A. The candidate is able to understand and apply both Japanese and Western thinking in their work
Understanding both Japanese and Western cultures is very important. The candidate should be sensitive to the needs of the Japanese market but also understand the culture and beliefs of their Western counterparts. The work of a Country Manager is bridging a foreign business and making it work in the Japanese market, so the candidate needs to be in touch with both sides of the spectrum.
B. Fluency in English is a big plus
However, be aware that you should not expect a native level of English. Fluency in the language is acceptable to communicate with the US team.
This trait is more difficult to find in Japan, but it’s important to hire somebody who takes the initiative and has a vision. The candidate should be able to prioritize well and take action on their own.
D. Strong business and personal network in Japan
Especially as a startup or at the early stages of global expansion, a strong network is a very helpful feature to have for a Country Manager.
E. Able to build trust from the very first day
This should be obvious, but the hiring entity and the Country Manager should be able to trust each other immediately, and you should have confidence in the Country Manager from the moment he or she begins working.
F. Reports bad news first, good news later
Many people tend to report good news first and then report bad news later, but often, reporting bad news too late can exacerbate the problem. You want to hire somebody who always addresses the problem head on and communicates directly about it. This can help the team solve the problem early to prevent it from getting worse.

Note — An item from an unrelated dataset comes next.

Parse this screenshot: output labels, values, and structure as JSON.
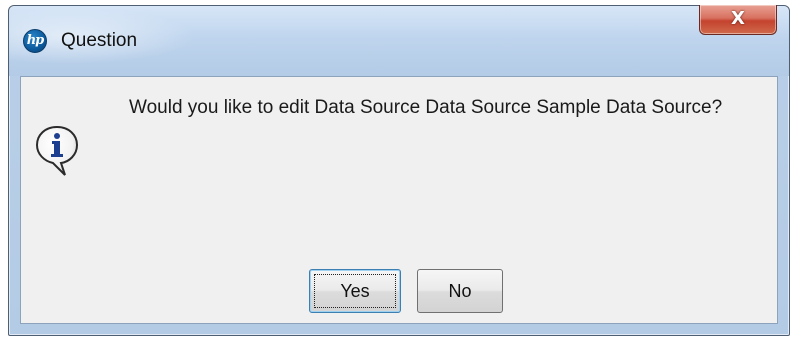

G. Capable of developing business roadmaps, sales policies and strategies
Since these are key responsibilities of a Country Manager, it’s important to make sure the candidate is not only capable but excels in these areas.
H. Capable of sales, marketing and training
All of these are important skills the Country Manager should have. Sales and marketing for growing the business, but also training experience for growing the team.
I. Identifies problems and solves them
A good Country Manager can identify problems and solve them. In the interview, you should ask the candidate what kind of problems he or she has encountered in their previous work and how they solved it.
J. Team player – “Never put off until tomorrow what you can delegate today.”
Being a self-starter is good, but Country Managers should also be good at sharing and delegating responsibilities effectively instead of hoarding all the work and taking credit. There’s always a lot to do and prioritizing and delegating properly is key. Good Country Managers should be able to make the right decisions on whether he or she has to delegate internally or externally.
K. Capable of connecting with all levels of Japanese industry associations
Joining and connecting with members of Japanese industry associations can be a very effective way to support expansion into the Japanese market. This is another reason why the Country Manager needs to be someone who fits into Japanese culture and knows the market inside and out; they may not be native English speakers but as long as they’re fluent enough to communicate, knowledge of their local market has more weight.
Again, it’s very difficult to find someone who fits all of the above criteria, and if you ever meet a candidate and find that they don’t have everything stated above, do not write them off immediately. A candidate’s passion, ideas and vision may make up for the missing skills and experiences.
However, because finding the right Country Manager takes time and money, and you need to build a team and scale your business in Japan quickly, finding a partner in the meantime is a great way to enter the Japanese market smoothly while you take your time to find the right candidate.